Different ways have been described discussing how to handle sexual function and sexual relationship problems in ARDs patients. Examples are, finding the best possible conditions to facilitate sexual arousal, best, least painful, position for making love or how to handle hand pain. These examples are in line with the strategies for self-management which Helland et al. [73] have described. These suggestions included being creative during the sexual act, adapting positions and movements; using alternative locations; using painkillers or pillows; ignoring restrictions; initiating less strenuous sexual activity; postponing sexual activity until flares have passed and having sex despite a lack of desire. Treating health care professionals/rheumatology nurses, should leave the door open for the patient to confer any worries or future plans, he might have. With this in the background, it has been suggested to include self-management strategies in the standard clinical care of ARDs patients. In a study carried out by Stoffer et al. [77] as well as in earlier research (National Rheumatoid Arthritis Society) [78], the cohort of patients included in these works, raised their concerns that the their treating healthcare professionals did not include any form of evaluation or interventions in relation to their sex life. According to Matheson et al. [79], when managing inflammatory arthritic conditions, it is vital to involve the partner in any discussion, to be able to provide comprehensive supportive care for patients as well as their families. To achieve this, it is important to pay attention to any sexual difficulties the patient might have or develop during the clinical follow-up visits. Also, whenever appropriate, to offer sexual counseling to the patient and his partner [80].

Though significant percentage of men living with ARD or receiving medical management for their disease, have reported negative impact of their disease or medication on their sexual health, yet, in majority the cases, the patients have not raised this problem for discussion with their treating health professional [25, 81]. In fact, in standard clinical practice, most of the time, sexual problems are ignored. Furthermore, patients with inflammatory arthritis in general and men in particular, vary in their preference of health professional with whom to discuss these issues [2], suggesting all health care professionals whether rheumatologists or rheumatology nurses involved in men care should attain better knowledge and understanding of how inflammatory arthritis can impact on both family planning and sexual function.

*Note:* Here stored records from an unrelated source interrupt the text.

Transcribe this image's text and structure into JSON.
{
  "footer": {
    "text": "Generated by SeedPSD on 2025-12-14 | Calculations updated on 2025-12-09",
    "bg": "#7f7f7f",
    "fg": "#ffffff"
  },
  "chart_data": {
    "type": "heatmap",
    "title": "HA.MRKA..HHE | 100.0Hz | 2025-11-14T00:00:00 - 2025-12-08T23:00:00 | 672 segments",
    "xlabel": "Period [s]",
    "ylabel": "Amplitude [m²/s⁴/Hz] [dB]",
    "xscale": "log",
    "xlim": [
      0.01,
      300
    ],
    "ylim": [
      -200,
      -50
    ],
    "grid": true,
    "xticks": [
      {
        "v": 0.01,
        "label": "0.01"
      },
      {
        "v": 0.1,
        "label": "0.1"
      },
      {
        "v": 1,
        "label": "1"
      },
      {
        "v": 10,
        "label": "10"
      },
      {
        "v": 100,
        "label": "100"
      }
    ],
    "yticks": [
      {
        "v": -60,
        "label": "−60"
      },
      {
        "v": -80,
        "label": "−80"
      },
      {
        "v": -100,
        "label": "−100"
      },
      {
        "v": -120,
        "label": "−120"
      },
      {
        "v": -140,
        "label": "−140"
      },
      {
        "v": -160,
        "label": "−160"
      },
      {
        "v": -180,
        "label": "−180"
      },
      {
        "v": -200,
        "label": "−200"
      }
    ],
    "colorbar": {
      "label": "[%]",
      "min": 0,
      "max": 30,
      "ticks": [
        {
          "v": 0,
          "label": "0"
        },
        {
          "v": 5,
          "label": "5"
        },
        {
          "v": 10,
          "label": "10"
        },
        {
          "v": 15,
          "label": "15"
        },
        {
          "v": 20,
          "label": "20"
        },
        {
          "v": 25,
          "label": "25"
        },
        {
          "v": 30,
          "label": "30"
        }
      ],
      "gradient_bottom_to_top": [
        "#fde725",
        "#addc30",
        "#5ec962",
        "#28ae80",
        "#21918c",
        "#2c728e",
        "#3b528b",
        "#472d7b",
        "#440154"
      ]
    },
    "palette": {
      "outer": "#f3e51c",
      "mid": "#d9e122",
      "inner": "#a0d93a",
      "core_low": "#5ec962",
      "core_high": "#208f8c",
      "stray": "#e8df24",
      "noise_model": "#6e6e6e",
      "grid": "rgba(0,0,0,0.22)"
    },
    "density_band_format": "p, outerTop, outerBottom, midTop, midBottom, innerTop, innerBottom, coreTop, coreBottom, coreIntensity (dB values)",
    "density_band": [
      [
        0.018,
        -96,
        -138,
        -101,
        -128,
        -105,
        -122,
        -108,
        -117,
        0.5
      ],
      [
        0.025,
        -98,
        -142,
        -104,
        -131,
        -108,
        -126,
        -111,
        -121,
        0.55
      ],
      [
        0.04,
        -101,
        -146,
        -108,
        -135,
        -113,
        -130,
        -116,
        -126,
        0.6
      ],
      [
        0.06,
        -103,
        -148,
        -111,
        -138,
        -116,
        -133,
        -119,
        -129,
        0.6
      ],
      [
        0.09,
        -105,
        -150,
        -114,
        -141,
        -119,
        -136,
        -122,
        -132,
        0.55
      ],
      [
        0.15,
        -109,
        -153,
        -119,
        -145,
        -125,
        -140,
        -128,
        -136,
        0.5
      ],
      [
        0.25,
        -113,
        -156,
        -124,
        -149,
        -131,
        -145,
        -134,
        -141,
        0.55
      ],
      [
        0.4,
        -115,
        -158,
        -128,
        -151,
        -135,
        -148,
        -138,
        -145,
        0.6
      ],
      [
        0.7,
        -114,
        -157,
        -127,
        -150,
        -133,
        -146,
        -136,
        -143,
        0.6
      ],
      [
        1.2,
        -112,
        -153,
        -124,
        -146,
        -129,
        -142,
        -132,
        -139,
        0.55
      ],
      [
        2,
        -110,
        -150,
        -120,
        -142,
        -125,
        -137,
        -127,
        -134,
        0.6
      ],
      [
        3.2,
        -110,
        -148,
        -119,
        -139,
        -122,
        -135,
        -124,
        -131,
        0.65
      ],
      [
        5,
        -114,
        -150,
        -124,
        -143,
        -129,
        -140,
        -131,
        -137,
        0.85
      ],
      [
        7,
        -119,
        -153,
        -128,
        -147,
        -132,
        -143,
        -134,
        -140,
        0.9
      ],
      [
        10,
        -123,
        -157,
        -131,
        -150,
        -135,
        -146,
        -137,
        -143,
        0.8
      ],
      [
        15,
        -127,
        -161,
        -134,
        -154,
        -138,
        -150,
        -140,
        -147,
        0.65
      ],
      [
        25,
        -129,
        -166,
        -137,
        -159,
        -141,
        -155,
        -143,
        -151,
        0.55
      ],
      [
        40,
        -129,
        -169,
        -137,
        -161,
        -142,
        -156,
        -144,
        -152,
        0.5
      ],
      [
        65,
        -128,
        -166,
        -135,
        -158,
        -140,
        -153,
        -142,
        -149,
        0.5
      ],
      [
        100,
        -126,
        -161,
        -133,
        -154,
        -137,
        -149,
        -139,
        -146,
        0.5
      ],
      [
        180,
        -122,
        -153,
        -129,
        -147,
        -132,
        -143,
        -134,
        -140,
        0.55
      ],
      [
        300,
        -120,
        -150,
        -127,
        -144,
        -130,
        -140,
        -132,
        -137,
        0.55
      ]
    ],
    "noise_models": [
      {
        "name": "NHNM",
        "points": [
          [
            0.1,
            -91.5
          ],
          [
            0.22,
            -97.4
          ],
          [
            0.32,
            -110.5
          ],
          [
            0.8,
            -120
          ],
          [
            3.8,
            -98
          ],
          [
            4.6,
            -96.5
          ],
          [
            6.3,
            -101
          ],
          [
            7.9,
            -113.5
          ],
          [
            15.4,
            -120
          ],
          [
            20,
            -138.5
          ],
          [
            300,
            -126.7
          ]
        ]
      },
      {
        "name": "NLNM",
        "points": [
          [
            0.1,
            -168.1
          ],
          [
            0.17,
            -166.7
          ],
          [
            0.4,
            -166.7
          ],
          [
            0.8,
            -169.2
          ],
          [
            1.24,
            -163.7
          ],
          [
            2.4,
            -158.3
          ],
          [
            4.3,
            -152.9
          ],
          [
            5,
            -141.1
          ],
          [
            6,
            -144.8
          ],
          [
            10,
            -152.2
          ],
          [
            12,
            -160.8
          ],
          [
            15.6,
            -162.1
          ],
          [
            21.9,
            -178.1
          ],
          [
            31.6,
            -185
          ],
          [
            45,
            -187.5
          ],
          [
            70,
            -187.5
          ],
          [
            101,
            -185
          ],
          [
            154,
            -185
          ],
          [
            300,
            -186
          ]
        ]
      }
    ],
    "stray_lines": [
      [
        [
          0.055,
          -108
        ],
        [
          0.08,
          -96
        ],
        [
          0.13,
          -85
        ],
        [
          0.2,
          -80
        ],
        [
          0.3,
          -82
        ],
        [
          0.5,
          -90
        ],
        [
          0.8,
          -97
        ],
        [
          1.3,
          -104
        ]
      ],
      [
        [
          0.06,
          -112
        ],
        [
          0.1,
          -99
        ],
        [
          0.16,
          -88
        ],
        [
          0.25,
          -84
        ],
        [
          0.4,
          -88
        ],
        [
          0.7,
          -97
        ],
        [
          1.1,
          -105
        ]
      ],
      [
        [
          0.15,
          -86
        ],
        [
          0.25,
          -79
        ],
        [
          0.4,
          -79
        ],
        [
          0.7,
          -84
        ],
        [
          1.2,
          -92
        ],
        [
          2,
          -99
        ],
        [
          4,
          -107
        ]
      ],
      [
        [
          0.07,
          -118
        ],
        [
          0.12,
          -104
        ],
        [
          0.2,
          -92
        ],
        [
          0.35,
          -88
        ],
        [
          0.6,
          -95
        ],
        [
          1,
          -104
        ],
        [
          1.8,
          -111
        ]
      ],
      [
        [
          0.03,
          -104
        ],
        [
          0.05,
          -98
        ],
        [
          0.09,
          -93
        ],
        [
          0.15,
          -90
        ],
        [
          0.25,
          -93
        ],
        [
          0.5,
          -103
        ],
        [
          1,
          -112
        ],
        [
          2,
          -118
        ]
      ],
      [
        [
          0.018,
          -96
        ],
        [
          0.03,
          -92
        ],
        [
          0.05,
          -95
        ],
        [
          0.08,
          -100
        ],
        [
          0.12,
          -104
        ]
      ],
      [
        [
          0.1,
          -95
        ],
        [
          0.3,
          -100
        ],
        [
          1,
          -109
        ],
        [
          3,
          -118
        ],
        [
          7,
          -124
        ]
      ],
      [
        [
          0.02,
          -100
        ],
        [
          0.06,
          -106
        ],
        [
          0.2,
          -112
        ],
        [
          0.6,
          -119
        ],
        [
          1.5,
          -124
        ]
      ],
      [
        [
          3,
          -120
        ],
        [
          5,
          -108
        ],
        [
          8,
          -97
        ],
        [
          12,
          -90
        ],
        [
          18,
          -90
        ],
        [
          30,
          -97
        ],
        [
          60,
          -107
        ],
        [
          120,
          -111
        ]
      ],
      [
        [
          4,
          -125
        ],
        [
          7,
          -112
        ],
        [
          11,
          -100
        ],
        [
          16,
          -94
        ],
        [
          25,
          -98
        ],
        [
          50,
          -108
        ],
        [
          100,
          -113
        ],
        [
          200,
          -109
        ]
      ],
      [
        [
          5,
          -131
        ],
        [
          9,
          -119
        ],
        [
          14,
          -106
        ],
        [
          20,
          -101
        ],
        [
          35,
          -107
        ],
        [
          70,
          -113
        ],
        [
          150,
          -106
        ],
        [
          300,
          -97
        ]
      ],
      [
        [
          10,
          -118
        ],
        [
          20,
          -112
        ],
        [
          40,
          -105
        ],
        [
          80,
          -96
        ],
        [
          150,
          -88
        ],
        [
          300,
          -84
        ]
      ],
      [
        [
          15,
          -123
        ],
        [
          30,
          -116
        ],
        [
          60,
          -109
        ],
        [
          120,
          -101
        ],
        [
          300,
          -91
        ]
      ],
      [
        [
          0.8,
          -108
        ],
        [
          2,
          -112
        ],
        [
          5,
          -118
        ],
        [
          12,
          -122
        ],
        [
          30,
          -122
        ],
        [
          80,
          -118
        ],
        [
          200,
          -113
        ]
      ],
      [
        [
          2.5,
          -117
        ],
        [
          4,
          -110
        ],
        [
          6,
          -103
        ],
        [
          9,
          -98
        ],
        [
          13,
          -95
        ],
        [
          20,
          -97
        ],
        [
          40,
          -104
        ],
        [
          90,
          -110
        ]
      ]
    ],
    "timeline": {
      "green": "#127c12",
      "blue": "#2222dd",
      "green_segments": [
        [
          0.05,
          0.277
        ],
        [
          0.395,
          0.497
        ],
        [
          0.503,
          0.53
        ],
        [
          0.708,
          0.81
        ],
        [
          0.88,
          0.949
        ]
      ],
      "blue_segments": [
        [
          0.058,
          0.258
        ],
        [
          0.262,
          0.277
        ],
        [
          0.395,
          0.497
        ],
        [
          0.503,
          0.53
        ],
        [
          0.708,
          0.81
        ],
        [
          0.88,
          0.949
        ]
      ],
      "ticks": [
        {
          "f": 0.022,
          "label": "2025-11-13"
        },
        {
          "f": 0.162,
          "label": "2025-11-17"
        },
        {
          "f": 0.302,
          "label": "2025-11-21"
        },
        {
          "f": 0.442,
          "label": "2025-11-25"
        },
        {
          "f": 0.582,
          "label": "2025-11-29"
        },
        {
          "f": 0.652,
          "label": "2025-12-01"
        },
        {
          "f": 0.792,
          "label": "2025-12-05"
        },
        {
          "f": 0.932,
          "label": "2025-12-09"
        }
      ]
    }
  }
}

Sexual dysfunction is closely related to disease activity, its medical therapy and associated comorbidities. Table 2 depicts an approach to assessment of the male sexual health problems and its associated comorbidities which can be implemented in standard practice. To facilitate the process of early detection, it is advisable that a standard core theme should be implemented, bearing in mind how such a sensitive and private problem can be handled in standard clinical practice. In a study using a multidimensional PROMs questionnaire [2], which included questions regarding sexual dysfunction, the individual patient had the opportunity to highlight these problems. This helped both the patient and healthcare physician to bridge the gap and open this sensitive topic.

Panush et al. [82] described a strategy to approach and offer guidance on sexual function, called as PLIS-SIT (permission, limited information, specific strategies and intensive therapy). Permission consists in questioning the patient about his/her sexual dysfunction, taking the liberty and showing openness to dialog. The second step is to search and provide information about sexual dysfunction. The third phase is to develop specific strategies for each problem. In case of arthritic men who develop impotence, usually of psychogenic origin, phosphodiesterase inhibitors may be used, with “A” level of evidence in cases of organic, psychogenic and pharmacological erectile dysfunction [83]. The fourth step involves referring the patient to the sex therapist, in case of failure of other strategies.